Shen Xi başını salladığı gibi hafif bir gülümsemeyle konuştu: ''Henüz değil.''

 

“Tam olarak ne zaman doğacağım?”

 

''Dokuz yıl sonra.'' Nazikçe yanıtladı. “Bu dokuz yıl çok kısa olacak ve bir göz açıp kapayıncaya kadar geçecek.”

 

(FN: Ablam bekleseydin az daha çocuğun askerlik yaşı gelince doğururdun.)

 

“Ama gerçekten uzun olduğunu hissediyorum, gerçekten daha erken doğmak istiyorum. Hibiskus Ruh Çiçeklerini kendi gözlerimle ve annemin eşliğinde görmek istiyorum.”

 

Shen Xi karnını okşadı, sıcak ve nazik sesi onun rahatlamasını sağlamıştı. "Annen sana söz veriyor. Dokuz yıl sonrasında seni bu evrenin her köşesine götüreceğim ve görmek istediğin her şeyi görmeye beraber gideceğiz, tamam mı?''

 

''Mnnnn, hee hee...'' Saf ve uhrevi sesi tekrardan mutlu olmuştu. ''Anne, endişelenme, itaatkar olacağım.''

 

''Gerçekten doğruyu söylüyorum Anne, verdiğin her 'bilgi birikimi' hakkında bir canlının sadece bir anneye değil aynı zamanda babaya da sahip olacağından bahseden bir parça var. Ayrıca babanın ve annenin sonsuza dek birlikte olacağı hakkında bilgiler var. Ama, neden Annem tek başına ve yapayalnız? Bunun sebebi benim bir babamın olmaması olabilir mi?''

 

Shen Xi başını salladı. ''Elbette bu hayat sana baban tarafından verildi.''

 

''O zaman neden babam annemin yanında değil? Yoksa bu... 'terk edilme' olarak belirtilen şey mi?''

 

''... Baban anneni terk etmek istememişti ve seni terk etmesi bundan çok daha imkansız.'' Shen Xi kibarca devam etti. “Sadece önemli bir işi başarmak için oldukça uzak bir yere gitmesi gerekiyordu.
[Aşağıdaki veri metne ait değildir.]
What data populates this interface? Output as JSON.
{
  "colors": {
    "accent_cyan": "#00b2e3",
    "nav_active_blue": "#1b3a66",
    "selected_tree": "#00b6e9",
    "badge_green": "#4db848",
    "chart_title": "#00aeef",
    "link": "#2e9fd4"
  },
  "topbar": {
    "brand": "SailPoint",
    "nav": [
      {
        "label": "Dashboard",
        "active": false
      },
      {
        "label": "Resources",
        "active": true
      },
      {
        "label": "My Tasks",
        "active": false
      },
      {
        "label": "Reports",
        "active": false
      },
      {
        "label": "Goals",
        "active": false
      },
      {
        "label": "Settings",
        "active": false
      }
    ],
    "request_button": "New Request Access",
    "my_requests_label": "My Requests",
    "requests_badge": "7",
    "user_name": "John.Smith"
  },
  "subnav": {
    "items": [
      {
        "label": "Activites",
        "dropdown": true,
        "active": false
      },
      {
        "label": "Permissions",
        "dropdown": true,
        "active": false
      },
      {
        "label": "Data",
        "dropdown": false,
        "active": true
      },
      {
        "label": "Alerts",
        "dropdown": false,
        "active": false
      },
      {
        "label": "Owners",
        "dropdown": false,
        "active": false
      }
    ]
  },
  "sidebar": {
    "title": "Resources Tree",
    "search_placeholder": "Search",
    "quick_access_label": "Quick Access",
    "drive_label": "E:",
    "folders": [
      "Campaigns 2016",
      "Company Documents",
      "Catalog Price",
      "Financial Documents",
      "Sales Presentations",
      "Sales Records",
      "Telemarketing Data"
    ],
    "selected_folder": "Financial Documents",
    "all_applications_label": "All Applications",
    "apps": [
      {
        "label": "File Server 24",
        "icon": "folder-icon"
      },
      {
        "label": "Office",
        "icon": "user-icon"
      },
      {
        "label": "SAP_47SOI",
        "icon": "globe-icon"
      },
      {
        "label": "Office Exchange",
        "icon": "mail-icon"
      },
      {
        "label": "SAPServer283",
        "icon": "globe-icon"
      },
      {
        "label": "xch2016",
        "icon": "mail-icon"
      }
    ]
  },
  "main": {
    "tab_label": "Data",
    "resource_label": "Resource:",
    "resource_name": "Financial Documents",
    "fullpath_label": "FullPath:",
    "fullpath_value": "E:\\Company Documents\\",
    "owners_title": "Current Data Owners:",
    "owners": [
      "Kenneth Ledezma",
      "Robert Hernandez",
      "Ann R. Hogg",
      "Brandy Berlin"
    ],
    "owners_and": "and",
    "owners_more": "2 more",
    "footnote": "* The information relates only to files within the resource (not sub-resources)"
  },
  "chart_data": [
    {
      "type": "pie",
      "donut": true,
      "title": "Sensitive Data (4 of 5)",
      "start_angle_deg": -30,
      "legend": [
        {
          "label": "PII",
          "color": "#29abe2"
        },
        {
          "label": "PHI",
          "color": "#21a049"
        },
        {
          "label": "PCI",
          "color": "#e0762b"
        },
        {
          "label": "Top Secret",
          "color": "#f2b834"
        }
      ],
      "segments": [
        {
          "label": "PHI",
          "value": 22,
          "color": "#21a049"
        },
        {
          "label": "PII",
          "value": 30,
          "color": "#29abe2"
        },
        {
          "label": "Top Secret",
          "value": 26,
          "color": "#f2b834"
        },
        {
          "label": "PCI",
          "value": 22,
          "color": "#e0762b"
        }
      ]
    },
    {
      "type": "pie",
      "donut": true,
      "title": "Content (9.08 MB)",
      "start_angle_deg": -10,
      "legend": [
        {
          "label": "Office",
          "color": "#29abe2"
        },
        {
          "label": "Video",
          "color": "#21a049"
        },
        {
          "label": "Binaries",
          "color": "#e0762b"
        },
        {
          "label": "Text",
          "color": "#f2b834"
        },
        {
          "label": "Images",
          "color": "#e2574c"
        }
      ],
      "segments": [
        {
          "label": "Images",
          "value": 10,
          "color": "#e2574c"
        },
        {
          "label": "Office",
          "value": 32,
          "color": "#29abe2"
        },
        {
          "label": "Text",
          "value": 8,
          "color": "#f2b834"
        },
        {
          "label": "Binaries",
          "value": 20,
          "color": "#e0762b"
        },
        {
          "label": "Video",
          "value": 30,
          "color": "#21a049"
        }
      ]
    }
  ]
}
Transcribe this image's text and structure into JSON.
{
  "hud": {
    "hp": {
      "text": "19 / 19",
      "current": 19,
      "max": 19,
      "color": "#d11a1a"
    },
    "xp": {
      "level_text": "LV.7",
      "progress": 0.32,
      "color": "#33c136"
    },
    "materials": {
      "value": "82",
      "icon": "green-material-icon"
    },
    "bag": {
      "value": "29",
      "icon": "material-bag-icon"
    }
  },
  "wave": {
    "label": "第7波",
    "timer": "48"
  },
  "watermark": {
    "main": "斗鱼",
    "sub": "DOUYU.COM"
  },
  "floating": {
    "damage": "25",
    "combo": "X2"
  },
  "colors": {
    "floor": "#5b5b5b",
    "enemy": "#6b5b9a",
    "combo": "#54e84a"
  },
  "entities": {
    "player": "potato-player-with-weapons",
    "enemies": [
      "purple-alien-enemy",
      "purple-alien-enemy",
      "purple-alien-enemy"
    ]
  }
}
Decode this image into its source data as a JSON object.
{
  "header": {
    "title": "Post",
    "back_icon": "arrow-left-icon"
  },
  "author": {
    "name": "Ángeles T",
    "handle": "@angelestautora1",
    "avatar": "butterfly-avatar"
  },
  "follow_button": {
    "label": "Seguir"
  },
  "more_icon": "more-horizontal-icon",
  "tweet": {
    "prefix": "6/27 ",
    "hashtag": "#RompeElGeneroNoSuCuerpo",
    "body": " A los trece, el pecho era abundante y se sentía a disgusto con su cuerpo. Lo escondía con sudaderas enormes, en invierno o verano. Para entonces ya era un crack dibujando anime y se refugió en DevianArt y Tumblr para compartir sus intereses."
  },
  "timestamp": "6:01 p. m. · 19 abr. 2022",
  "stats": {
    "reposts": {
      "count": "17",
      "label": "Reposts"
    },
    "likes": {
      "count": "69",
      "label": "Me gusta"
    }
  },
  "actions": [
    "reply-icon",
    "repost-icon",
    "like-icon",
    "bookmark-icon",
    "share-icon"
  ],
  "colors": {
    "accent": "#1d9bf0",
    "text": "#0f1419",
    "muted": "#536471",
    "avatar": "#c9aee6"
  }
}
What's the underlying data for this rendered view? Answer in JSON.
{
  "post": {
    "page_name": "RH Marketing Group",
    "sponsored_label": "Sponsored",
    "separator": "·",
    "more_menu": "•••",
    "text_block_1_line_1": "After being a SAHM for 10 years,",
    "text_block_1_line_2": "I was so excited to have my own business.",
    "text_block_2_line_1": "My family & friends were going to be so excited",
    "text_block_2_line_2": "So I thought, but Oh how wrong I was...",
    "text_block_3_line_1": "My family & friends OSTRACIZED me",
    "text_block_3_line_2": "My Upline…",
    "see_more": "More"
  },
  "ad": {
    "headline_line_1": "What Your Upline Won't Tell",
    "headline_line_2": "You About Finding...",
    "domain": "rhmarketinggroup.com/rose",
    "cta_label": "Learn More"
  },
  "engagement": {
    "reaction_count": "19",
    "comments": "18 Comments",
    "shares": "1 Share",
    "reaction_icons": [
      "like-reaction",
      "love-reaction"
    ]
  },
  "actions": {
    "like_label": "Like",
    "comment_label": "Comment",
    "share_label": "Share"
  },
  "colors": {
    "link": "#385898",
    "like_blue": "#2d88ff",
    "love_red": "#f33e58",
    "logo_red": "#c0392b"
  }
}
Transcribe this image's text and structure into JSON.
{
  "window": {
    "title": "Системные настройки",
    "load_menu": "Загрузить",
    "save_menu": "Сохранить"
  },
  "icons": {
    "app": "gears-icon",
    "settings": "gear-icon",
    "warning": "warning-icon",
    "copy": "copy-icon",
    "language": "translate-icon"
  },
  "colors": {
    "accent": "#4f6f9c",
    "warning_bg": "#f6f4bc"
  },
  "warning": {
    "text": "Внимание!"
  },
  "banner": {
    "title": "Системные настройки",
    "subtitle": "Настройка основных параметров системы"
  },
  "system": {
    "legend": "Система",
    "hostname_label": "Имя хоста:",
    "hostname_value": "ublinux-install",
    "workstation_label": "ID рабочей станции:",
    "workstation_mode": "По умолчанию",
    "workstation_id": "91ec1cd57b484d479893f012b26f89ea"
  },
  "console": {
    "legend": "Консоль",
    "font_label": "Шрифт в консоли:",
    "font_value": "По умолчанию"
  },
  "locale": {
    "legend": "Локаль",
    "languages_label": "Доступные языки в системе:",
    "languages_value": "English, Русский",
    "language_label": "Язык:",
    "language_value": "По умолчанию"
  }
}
Sen doğduktan sonra, annen seni onun görmesi için yanına götürecek.''

 

''Öyleyse... Babam tam olarak nasıl biri? Yakışıklı ve nazik birisi mi?''

 

Shen Xi küçük bir kahkaha attı ve ''Bunu kendi gözlerinle ve ruhunla tartman gerek.'' dedi.

 

“Wuuuu..." Ruhani ses sessizce büyüdü. "Benim itaatkar olup Annemin söylediklerini dinlemem gerekir ama ben... hala gerçekten yakın bir zamanda doğmuş olmak istiyorum.”

 

''...Bir misafirimiz geldi, Annen daha sonrasında seninle bu konuyu konuşacak.''

 

Shen Xi ayağa kalktı ve karlı elinin bir dalgasıyla, fantastik beyaz ışık tabakası vücudunu kapladı, figürünü, görünüşünü ve tüm aurasını gizledi.

 

Çok geçmeden Ejderha Hükümdarı gökten indi. Shen Xi'yi gördükten sonra Ejderha gözleri başka bir zamanda mevcut olmayacak yumuşak bir naziklik ortaya çıkardı ancak ifadesi hala katı ve ciddiydi.

 

(FN: Ejderha gözlerin neler görüyor hükümdar.)

 

''Şeytani Bebek konusu iyiye gitmiyor gibi görünüyor.'' Shen Xi açıkça söyledi.

 

''Nereye gittiğine dair bazı izler bulmayı başardık.'' Ejderha Hükümdarı kısa bir iç çekti. "Tanrı Alemi'nin Mutlak Başlangıcına kaçmış.

 

“Tanrı Alemi'nin Mutlak Başlangıç diyarı kıyaslanamaz derecede geniş, hatta tüm Tanrı Alemi'nden daha geniş. Dahası, orada yaşayan sayısız şiddetli ilkel canavar var ve auraları saflıktan çok uzak." Shen Xi sakince konuştu: "Bu yüzden en tehlikeli yer aslında onun ihtiyaçlarına en uygun yer olacaktır.”

 

Örülmüş kaşlarıyla Ejderha Hükümdar, ''Bu süre zarfında Tanrı Alemi'nin Mutlak Başlangıcından kaçmasından çok endişeliydik. Bu nedenle onu pusuya düşürmek için sayısız tuzak kurduk. Ama kim düşünebilirdi ki... Sigh.” dedi.

 

"Cennetsel Katliam Yıldız Tanrısı'nın kendini gizleme yeteneğinin cennet altında rakipsiz olduğu söylenebilir. Bu hiç de garip değil." Shen Xi'nin hilal kaşları hafifçe seğirdi.

 

Şeytani Bebeğin Musibet Çarkı tarafından yayılan karanlık aura bile mükemmel bir şekilde gizlenmişti... Gerçekten bunu tamamıyla kavrayabilmiş miydi?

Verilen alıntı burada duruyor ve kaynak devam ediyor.